La positivizzazione dei diritti fondamentali della persona è stato il
punto di arrivo, storicamente parlando, di un lunghissimo percorso che
l’umanità ha affrontato durante i secoli.
La lotta degli individui per affermare la propria libertà contro la
soggezione all’autorità di turno è stata il motore di un processo capace di
portare le società moderne in una nuova epoca, contrassegnata da ordinamenti
strutturati giuridicamente secondo la divisione dei poteri dello Stato.
Questo Rinascimento giuridico dei diritti si è sostanzialmente
realizzato all’ombra dell’ultima Guerra Mondiale.

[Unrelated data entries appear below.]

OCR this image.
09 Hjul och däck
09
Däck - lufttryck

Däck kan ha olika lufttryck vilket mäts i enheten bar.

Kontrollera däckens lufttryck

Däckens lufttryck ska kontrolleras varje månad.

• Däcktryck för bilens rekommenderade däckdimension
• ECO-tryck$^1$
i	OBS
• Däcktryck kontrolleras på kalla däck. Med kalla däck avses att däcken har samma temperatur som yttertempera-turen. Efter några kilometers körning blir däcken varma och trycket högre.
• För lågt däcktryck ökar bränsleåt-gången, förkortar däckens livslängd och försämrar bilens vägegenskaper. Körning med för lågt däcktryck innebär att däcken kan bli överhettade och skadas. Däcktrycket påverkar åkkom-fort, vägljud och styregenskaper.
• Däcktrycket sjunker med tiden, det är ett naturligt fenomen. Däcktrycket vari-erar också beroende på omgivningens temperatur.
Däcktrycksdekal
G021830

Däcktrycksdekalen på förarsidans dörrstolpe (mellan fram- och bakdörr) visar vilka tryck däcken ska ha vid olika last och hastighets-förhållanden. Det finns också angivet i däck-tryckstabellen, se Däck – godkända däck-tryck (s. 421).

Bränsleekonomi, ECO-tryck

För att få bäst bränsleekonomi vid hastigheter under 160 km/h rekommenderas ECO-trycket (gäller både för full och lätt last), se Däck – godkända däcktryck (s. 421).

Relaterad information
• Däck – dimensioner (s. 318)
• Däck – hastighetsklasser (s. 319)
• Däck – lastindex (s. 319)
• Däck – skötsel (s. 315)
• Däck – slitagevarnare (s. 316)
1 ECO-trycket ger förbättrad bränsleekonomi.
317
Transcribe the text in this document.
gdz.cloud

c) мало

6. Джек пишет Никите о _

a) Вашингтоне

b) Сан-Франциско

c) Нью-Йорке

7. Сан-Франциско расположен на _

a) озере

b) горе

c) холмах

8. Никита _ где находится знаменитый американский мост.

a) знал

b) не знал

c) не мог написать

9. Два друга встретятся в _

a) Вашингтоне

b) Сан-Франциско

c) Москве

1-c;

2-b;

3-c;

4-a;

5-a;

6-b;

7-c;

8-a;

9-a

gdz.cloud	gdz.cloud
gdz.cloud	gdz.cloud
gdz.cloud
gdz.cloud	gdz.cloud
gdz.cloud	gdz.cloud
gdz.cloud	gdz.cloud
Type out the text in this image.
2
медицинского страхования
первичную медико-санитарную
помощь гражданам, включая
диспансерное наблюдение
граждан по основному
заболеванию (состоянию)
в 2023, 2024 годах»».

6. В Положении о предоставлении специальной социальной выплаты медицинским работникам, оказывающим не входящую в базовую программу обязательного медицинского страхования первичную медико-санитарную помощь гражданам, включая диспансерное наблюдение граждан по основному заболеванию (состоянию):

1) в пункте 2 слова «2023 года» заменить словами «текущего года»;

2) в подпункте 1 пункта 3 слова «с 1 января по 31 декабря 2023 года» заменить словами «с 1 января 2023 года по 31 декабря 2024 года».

Oggi, ad oltre settantacinque anni dalla sua conclusione, spesso
riteniamo questo traguardo quasi come uno status, senza renderci conto di
quanto, in realtà, la “guerra” rappresenti un fatto quasi quotidiano nella vita
umana.
Essa ha plasmato società, imperi, territori – la stessa Corsa allo
Spazio - e continua a farlo anche oggi.
Anche quindi se a molti di noi, fortunatamente, può sembrare un
concetto alieno alla nostra esperienza, essa è stata ed è ancora sempre
presente quasi ovunque nel mondo.
Le moderne carte costituzionali rappresentano la prova del nostro
grado di civiltà, tuttavia darle per scontate (specialmente oggi) potrebbe
essere un errore con un prezzo altissimo da pagare, in particolare per le nuove
generazioni.
Fenomeni immigratori generati da instabilità politiche, economiche
e – non ultimo – metereologiche; lo stesso terrorismo, combattuto dalle
democrazie nel recente passato con gli strumenti del diritto penale interno, ha
virato bruscamente direzione: da una dimensione prettamente politica e
nazionale ha assunto caratteri religiosi e transnazionali.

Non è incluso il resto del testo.